After my butt wipe blind experiance I realized I needed to get some snow camo for my Exterminator. If you had the funds what would you do?

1. Just buy the snow covers for $100

2. Just by another layout blind for $199.

I think prefer just getting the blind so I don't have to keep putting the cover on and off. But if if the blind gets all dirty the cover would be easier to clean especially if is really cold out. What do you all think?


----------



## mallardhunter (May 15, 2004)

I was thinking about buying some snow materal and put valcrow strips on my bling the take is off when I need to. You would have to cut the material, but I think it would work great.


----------



## craigers (Dec 16, 2004)

Why not just go with the snow spray that comes in the cans for a few bucks at walmart?


----------



## GooseBuster3 (Mar 1, 2002)

Snow spray, 97 cents a can. Think about


----------



## FACE (Mar 10, 2003)

Go with the snow spray!! It blends in so well with real snow you cannot tell the difference where they blend together. On word of advice is to carry several cans and keep them warm! I generally keep a few in the truck to stay warm while spraying my blind and it comes off easily.


----------



## fishunt (Jan 24, 2004)

how about white bed sheets that will works and keep ur blind clean haha I did last year my son cover and I cover and I got geese and I dont have a blind hahahaha beleive me it is works.. I always do odd things and it works I save money


----------



## Burly1 (Sep 20, 2003)

Well hell, if it is works, it is works!

Chop, I still think the butt-wipe blind is going to be hard to beat for the price! Burl :lol:


----------



## Leo Porcello (Jul 10, 2003)

I have been using the snow spray. Just looking at alternative things.

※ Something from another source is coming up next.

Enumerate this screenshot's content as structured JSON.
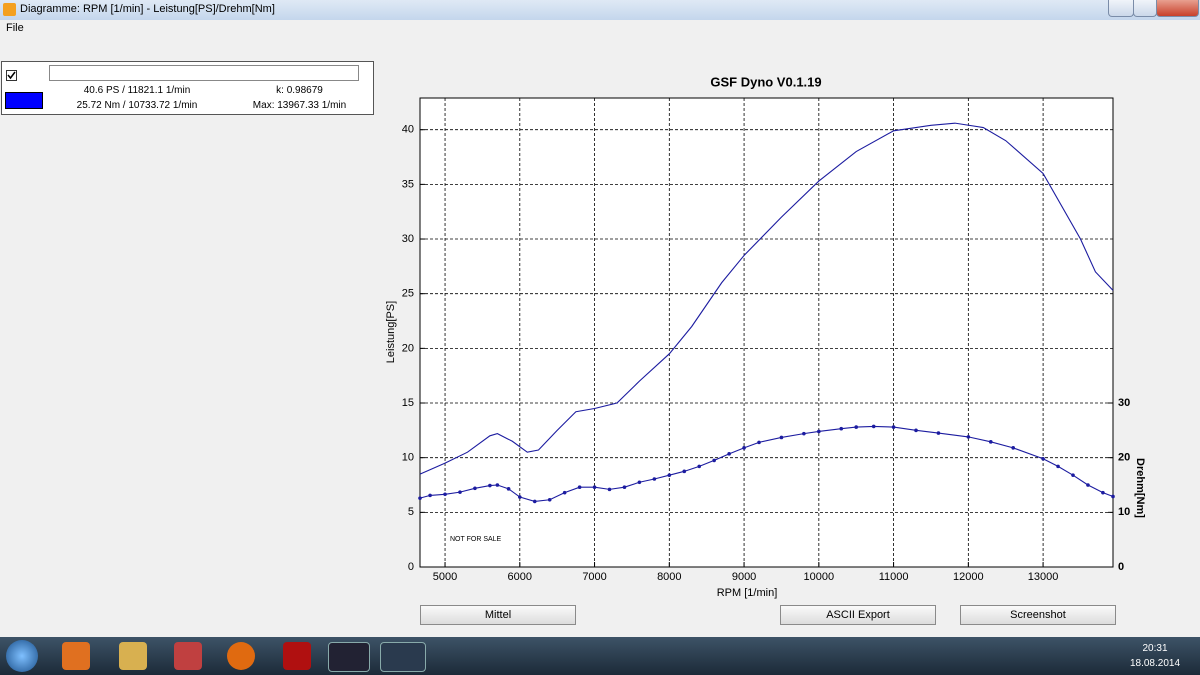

I may go back to the butt wipe as my blind was never so soft and cushiney.


----------



## Matt Jones (Mar 6, 2002)

I bit the bullet and bought a migrator with a snow cover for my late season blind. I got a pretty good deal on it otherwise I would have just stuck with the snow spray. Cheap and effective.


----------



## fishunt (Jan 24, 2004)

make sure flat paint and no shinny for spray paint


----------



## Leo Porcello (Jul 10, 2003)

Its not paint. Its the Christmas Snow in a can that you put on windows. It matches real snow to a "T" and washes off pretty easily. Also if you spray it on, rub it off a bit, it will turn a grey color and blends in with frosted fields. As Stoeger would say "Its the cat's @ss"


----------



## fishunt (Jan 24, 2004)

ohh I got it yeah pretty easy and good thinking hahaha


----------